Their relationship, depicted in flashbacks, unfolds in counterpoint to Flavia’s adult life, in which she has married a man and given birth to a child. In the present, her staid family existence is suddenly challenged by the allure of a young woman named Xiao Ye, who asks her to take another chance with true love. In order to decide whether she can accept Xiao Ye’s invitation, Flavia has to go back into her own past to understand what went wrong with her relationship with Jin, and how to move on from the most significant relationship she has ever had.

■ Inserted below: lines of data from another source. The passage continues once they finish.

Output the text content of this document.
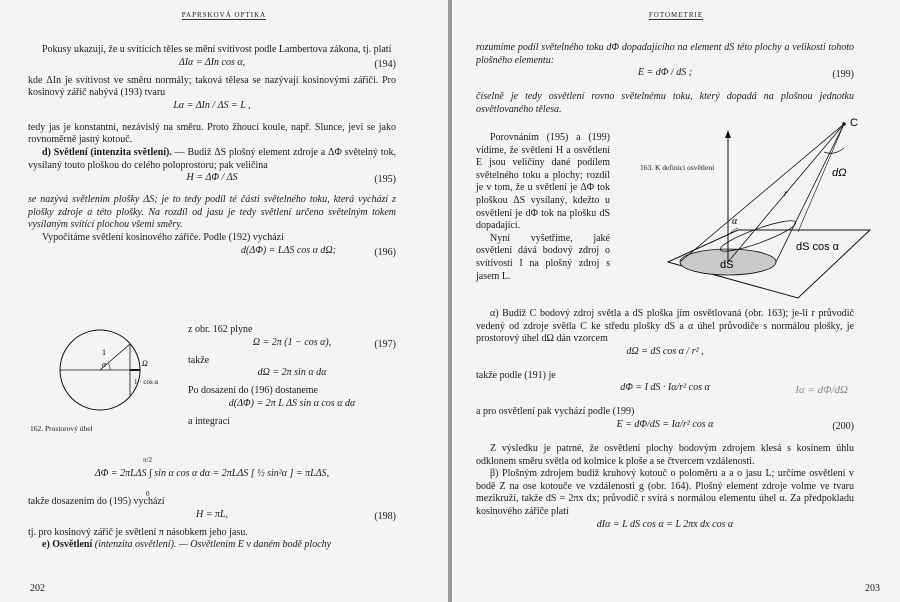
PAPRSKOVÁ OPTIKA

Pokusy ukazují, že u svítících těles se mění svítivost podle Lambertova zákona, tj. platí

ΔIα = ΔIn cos α,	(194)

kde ΔIn je svítivost ve směru normály; taková tělesa se nazývají kosinovými zářiči. Pro kosinový zářič nabývá (193) tvaru

Lα = ΔIn / ΔS = L ,

tedy jas je konstantní, nezávislý na směru. Proto žhoucí koule, např. Slunce, jeví se jako rovnoměrně jasný kotouč.

d) Světlení (intenzita světlení). — Budiž ΔS plošný element zdroje a ΔΦ světelný tok, vysílaný touto ploškou do celého poloprostoru; pak veličina

H = ΔΦ / ΔS	(195)

se nazývá světlením plošky ΔS; je to tedy podíl té části světelného toku, která vychází z plošky zdroje a této plošky. Na rozdíl od jasu je tedy světlení určeno světelným tokem vysílaným svítící plochou všemi směry.

Vypočítáme světlení kosinového zářiče. Podle (192) vychází

d(ΔΦ) = LΔS cos α dΩ;	(196)
1
α	Ω
1 · cos α
162. Prostorový úhel

z obr. 162 plyne

Ω = 2π (1 − cos α),	(197)

takže

dΩ = 2π sin α dα

Po dosazení do (196) dostaneme

d(ΔΦ) = 2π L ΔS sin α cos α dα

a integrací

π/2
ΔΦ = 2πLΔS ∫ sin α cos α dα = 2πLΔS [ ½ sin²α ] = πLΔS,
0

takže dosazením do (195) vychází

H = πL,	(198)

tj. pro kosinový zářič je světlení π násobkem jeho jasu.

e) Osvětlení (intenzita osvětlení). — Osvětlením E v daném bodě plochy

202
FOTOMETRIE

rozumíme podíl světelného toku dΦ dopadajícího na element dS této plochy a velikosti tohoto plošného elementu:

E = dΦ / dS ;	(199)

číselně je tedy osvětlení rovno světelnému toku, který dopadá na plošnou jednotku osvětlovaného tělesa.

Porovnáním (195) a (199) vidíme, že světlení H a osvětlení E jsou veličiny dané podílem světelného toku a plochy; rozdíl je v tom, že u světlení je ΔΦ tok ploškou ΔS vysílaný, kdežto u osvětlení je dΦ tok na plošku dS dopadající.

Nyní vyšetříme, jaké osvětlení dává bodový zdroj o svítivosti I na plošný zdroj s jasem L.

163. K definici osvětlení
C
dΩ
r
α
dS cos α
dS

α) Budiž C bodový zdroj světla a dS ploška jím osvětlovaná (obr. 163); je-li r průvodič vedený od zdroje světla C ke středu plošky dS a α úhel průvodiče s normálou plošky, je prostorový úhel dΩ dán vzorcem

dΩ = dS cos α / r² ,

takže podle (191) je

dΦ = I dS · Iα/r² cos α	Iα = dΦ/dΩ

a pro osvětlení pak vychází podle (199)

E = dΦ/dS = Iα/r² cos α	(200)

Z výsledku je patrné, že osvětlení plochy bodovým zdrojem klesá s kosinem úhlu odklonem směru světla od kolmice k ploše a se čtvercem vzdálenosti.

β) Plošným zdrojem budiž kruhový kotouč o poloměru a a o jasu L; určíme osvětlení v bodě Z na ose kotouče ve vzdálenosti g (obr. 164). Plošný element zdroje volme ve tvaru mezikruží, takže dS = 2πx dx; průvodič r svírá s normálou elementu úhel α. Za předpokladu kosinového zářiče platí

dIα = L dS cos α = L 2πx dx cos α
203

Lyrical photography, atmospheric settings, and delicate music reinforce the haunting nature of the questions besieging Flavia as she tries to handle the multiple pulls on her loyalty: her youthful memories of her first love, the persistent tug of her love for her infant daughter, her obligations to her husband, and the revivifying challenge of potential new romance with Xiao Ye.
It’s mostly a sentimental tale that could go horribly awry, but restrained yet heartfelt acting on the part of the protagonists wins through in the end. Josie Ho as Flavia, Yuan Tian as Xiao Ye, and Joman Chiang as the young Jin turn in bedrock performances. Eric Kot as Flavia’s husband takes a part that could have been terribly overplayed and makes it seem effortlessly grieving without overplaying a moment. Unfortunately, geologically slow pacing and unselective editing threaten to overwhelm an otherwise nearly perfect film. Otherwise, however, Butterfly‘s lovely qualities outnumber its flaws and make it a film well worth your time at this year’s film festival.